Basically, you named the most important reason, why retrofitting these classes as value based is not feasible: backward compatibility.
You might have noticed that the constructors of the primitive wrapper types have been deprecated in Java 9, which would be a step into that direction. Still, using identity sensitive operations is only discouraged, not forbidden, so a change that breaks compatibility can not be made on that basis. But potentially breaking identity sensitive operations, would be the only thing that may enable subsequent practical advantages from being a value based class.
For classes like String
, BigInteger
, and BigDecimal
, the JDK developers did not even dare to make the step of deprecating the constructors, most likely because that would be too disrupting. For some constructors, there’s not even an equivalent factory method.
But there’s more than just the public constructors.
See, the documentation of the valueOf
methods, the one of Integer
exemplary:
This method will always cache values in the range -128 to 127, inclusive, …
So when the factory method is used, you still get a specified identity behavior for some cases.

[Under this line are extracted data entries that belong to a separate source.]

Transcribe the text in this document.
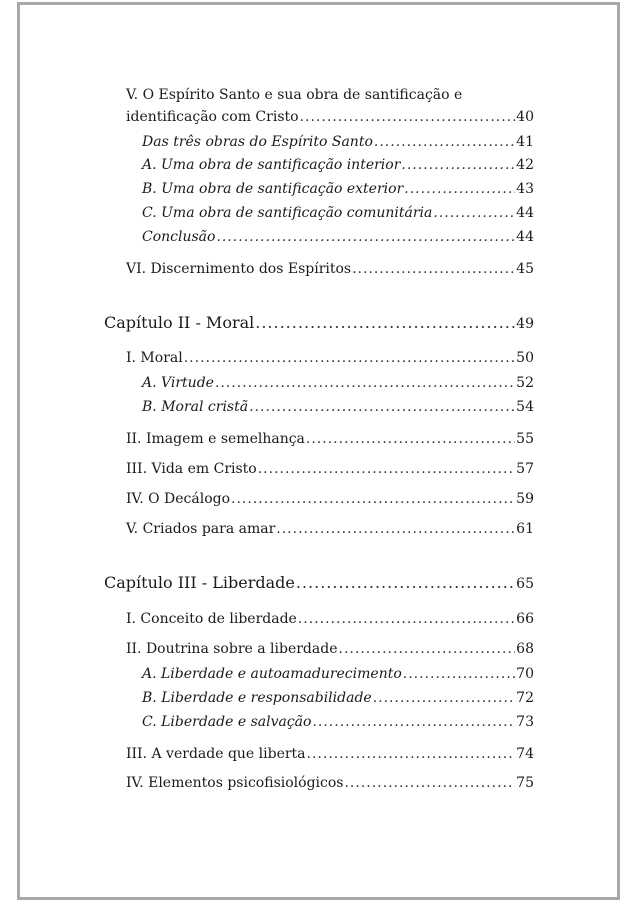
V. O Espírito Santo e sua obra de santificação e
identificação com Cristo .....	40
Das três obras do Espírito Santo .....	41
A. Uma obra de santificação interior .....	42
B. Uma obra de santificação exterior .....	43
C. Uma obra de santificação comunitária .....	44
Conclusão .....	44
VI. Discernimento dos Espíritos .....	45
Capítulo II - Moral .....	49
I. Moral .....	50
A. Virtude .....	52
B. Moral cristã .....	54
II. Imagem e semelhança .....	55
III. Vida em Cristo .....	57
IV. O Decálogo .....	59
V. Criados para amar .....	61
Capítulo III - Liberdade .....	65
I. Conceito de liberdade .....	66
II. Doutrina sobre a liberdade .....	68
A. Liberdade e autoamadurecimento .....	70
B. Liberdade e responsabilidade .....	72
C. Liberdade e salvação .....	73
III. A verdade que liberta .....	74
IV. Elementos psicofisiológicos .....	75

Which brings us to JLS §5.1.7:
If the value p being boxed is the result of evaluating a constant expression (§15.29) of type boolean
, byte
, char
, short
, int
, or long
, and the result is true
, false
, a character in the range '\u0000'
to '\u007f'
inclusive, or an integer in the range -128
to 127
inclusive, then let a
and b
be the results of any two boxing conversions of p
. It is always the case that a == b
.
So even the language specifies the behavior of certain identity sensitive operations.
Note that the specification tries not to name the valueOf
method that the compiled code will use in practice, but to make up their own rules (which formally only apply to compile-time constants), which did not really pay off. As this answer documents, that part of the specification underwent several rewrites, so when anyone took the wording literally, the guarantees changed over time…
Other guarantees have burned into the developers’ minds much deeper:
JLS §15.29, Constant Expressions:
Constant expressions of type String
are always "interned" so as to share unique instances, using the method String.intern
.
This is a guaranty about object identity that is impossible to turn down.
Interestingly, JLS §15.18.1 states:
The String object is newly created (§12.5) unless the expression is a constant expression (§15.29).
It’s not clear whether this strict wording is intentional, but as written, it states that for non-constant string concatenation, it must produce a new object with a distinct identity. Yet another specified behavior that developers should not rely on.
So, if someone was to design a new language without legacies, there is nothing wrong with designing these types as value types in the first place. The designer just has to avoid to put all those guarantees into specification that were thought to be a good idea in the past.